Hé! Vous qui êtes dans le futur...

CHRONIQUE / Ça faisait depuis qu’on avait acheté la maison que ma future épouse et moi, on se disait qu’il faudrait faire quelque chose un jour avec notre sous-sol.

Je me souviens que dans les premières semaines, j’étais parti sur un coup de tête pour acheter une espèce de futon dans l’espoir de commencer à créer un truc qui ressemblerait à un salon souterrain, mais finalement, le vendeur était parvenu à me convaincre d’acheter le meuble le plus surréaliste de l’histoire du mobilier.

Grosso modo, ça ressemblait à un divan en cuir, mais en réalité, c’était un amas de prismes rectangulaires aucunement confortables qui pouvait se transformer en un lit encore plus inconfortable. D’ailleurs, j’imagine que le type qui m’a vendu ça a été promu par la suite.

Mais bon, j’ai installé ce faux divan qui peut vous bousiller le dos en moins de 10 minutes et, après ça, le sous-sol n’a jamais vraiment évolué. Il y a du béton gris, des murs recouverts de faux bois et, entre vous et moi, c’est le décor parfait pour voir surgir un fantôme.

Pendant des années, « le projet du sous-sol » planait sans cesse, mais on avait toujours une bonne raison pour repousser le tout. Puis, je ne sais pas trop pourquoi, peut-être à force de voir mon amoureuse regarder toutes ces émissions de rénovation et se passionner pour ça, je lui ai proposé qu’on se lance tous les deux dans l’aventure, même si on n’avait jamais fait un tel truc.

Jusqu’ici, je vais vous avouer que tout est sous contrôle en ce qui me concerne, car c’est mon étape préférée ; la démolition. Et là, n’allez surtout pas croire que j’aime ça parce que ça défoule ou un truc viril du genre, mais juste parce que chaque fois que j’arrache un truc, j’ai ce qu’on appelle le « feeling Indiana Jones ». On ne sait jamais sur quoi on pourrait tomber, et c’est autant excitant que ça donne un peu la trouille. À titre d’exemple, ce qui me ferait peur, ça serait de tomber sur un nid de bibittes ou un rongeur. Ça, je peux vous l’assurer, ça me blanchirait certainement les cheveux.

J’en étais donc à démolir les derniers panneaux en stucco du plafond quand j’ai retrouvé plusieurs pages d’une vieille édition de La Presse.
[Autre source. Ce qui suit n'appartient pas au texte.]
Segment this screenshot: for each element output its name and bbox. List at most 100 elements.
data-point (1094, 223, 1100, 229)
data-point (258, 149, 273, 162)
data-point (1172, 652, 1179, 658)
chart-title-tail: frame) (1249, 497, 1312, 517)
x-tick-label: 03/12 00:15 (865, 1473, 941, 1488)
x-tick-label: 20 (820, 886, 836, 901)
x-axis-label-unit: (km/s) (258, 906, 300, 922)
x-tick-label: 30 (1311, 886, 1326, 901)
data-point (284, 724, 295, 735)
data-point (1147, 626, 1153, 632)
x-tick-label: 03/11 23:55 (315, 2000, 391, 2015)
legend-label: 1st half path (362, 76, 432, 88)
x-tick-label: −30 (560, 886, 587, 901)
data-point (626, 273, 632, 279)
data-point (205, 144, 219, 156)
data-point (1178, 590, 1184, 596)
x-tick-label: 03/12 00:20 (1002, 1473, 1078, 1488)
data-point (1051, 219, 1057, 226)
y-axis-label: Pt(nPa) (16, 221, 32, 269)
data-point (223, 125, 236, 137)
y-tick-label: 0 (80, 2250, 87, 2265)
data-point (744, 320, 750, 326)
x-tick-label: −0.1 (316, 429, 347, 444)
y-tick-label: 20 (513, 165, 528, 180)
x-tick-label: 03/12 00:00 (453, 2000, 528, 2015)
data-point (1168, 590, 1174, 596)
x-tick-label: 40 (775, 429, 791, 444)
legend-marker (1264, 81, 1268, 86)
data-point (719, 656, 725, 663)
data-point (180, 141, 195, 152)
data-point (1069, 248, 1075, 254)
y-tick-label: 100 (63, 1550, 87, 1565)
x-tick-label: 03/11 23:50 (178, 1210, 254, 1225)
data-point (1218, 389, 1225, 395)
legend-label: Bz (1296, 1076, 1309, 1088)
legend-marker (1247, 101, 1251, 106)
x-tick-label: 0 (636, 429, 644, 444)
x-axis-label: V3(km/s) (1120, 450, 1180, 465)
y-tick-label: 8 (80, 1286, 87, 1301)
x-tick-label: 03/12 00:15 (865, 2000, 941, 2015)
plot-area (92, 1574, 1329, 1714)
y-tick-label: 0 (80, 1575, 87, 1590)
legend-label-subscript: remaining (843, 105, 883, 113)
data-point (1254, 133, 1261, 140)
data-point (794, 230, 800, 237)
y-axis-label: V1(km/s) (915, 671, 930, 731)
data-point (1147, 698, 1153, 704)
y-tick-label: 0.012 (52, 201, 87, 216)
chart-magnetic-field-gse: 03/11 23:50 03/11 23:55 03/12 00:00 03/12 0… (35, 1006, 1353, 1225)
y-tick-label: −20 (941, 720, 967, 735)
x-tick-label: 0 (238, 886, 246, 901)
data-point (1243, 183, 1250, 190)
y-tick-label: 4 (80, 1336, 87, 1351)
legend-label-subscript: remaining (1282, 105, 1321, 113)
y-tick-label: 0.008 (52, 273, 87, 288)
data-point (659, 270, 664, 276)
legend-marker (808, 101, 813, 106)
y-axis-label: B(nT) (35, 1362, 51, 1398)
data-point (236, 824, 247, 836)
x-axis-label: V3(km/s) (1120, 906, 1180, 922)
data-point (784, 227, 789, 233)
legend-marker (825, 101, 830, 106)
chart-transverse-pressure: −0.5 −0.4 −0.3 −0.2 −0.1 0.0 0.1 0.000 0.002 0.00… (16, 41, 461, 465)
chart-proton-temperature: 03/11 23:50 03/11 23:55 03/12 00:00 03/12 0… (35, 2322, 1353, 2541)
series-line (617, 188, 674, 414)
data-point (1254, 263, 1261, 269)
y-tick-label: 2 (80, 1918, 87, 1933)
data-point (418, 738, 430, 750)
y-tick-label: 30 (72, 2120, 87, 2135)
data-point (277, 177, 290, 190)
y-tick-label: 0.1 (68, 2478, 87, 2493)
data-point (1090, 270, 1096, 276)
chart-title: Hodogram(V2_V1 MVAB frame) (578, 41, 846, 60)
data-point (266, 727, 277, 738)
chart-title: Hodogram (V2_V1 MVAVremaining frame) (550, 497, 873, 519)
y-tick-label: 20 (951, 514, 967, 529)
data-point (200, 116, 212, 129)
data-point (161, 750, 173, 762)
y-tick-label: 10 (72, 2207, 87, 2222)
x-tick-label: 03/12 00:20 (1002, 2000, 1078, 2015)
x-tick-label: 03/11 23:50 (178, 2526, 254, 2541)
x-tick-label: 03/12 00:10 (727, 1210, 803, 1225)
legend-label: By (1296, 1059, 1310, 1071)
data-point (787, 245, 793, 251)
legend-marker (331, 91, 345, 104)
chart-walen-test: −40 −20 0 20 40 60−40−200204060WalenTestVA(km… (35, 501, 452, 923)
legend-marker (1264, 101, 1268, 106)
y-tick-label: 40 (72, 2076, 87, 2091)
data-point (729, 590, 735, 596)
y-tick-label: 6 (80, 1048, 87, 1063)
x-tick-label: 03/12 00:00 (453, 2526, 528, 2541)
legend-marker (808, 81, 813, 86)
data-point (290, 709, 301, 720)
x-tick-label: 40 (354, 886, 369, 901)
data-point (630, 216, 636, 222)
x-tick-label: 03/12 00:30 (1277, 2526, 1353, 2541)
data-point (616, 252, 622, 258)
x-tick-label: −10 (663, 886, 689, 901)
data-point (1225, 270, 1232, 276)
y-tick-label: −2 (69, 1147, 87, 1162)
Je ne connais pas trop le terme pour ça, mais bon, je crois que ça servait à ajuster de petits espaces entre des bouts de bois.

Le journal datait de 1974 et un des grands titres parlait d’un tournoi de hockey à Laval afin de venir en aide « aux enfants arriérés ».

Un peu plus tard dans la journée, mon beau-frère est passé à la maison et on lui a montré ça. Et là, il nous a dit que les gens laissent souvent des pages de journaux à l’intérieur de la maison, car ça porterait chance.

Maintenant, la suite, vous l’aurez peut-être devinée, mais c’est que j’ai la ferme intention de récupérer cette chronique pour la cacher dans un de mes murs. Qui sait, peut-être qu’un jour, dans un lointain futur, un gars qui vivra dans ma maison tombera sur cette chronique après avoir démoli un de ses murs. « C’est certainement juste un hasard et ce n’est pas de MA maison dont il parle », qu’il se dira.

Et ça ne sera pas bien grave qu’il finisse par savoir la vérité ou non, car ce n’est pas comme si je lui annonçais que j’avais caché un trésor quelque part dans les murs.

En fait, au moment d’écrire ces lignes, tout ce qu’on aura laissé jusqu’ici dans cette maison, ça aura été bien de l’amour.

Alors hop, à toi, lecteur ou lectrice du futur qui vient de trouver cette chronique derrière un mur, sache que jusqu’à présent, il n’est pas censé s’être passé des choses bizarres dans cette maison. Je veux dire par là que la maison n’a pas été construite sur un cimetière indien et qu’il n’y a jamais eu de fantômes à ce que je sache.

Je ne sais pas trop à quoi ressemble le monde dans lequel vous vivez dans le futur, mais il y a beaucoup de gens qui s’inquiètent pour vous, mais bon, j’imagine que si tu es train de refaire les murs de la maison, c’est moins le bordel que ce que plusieurs craignaient.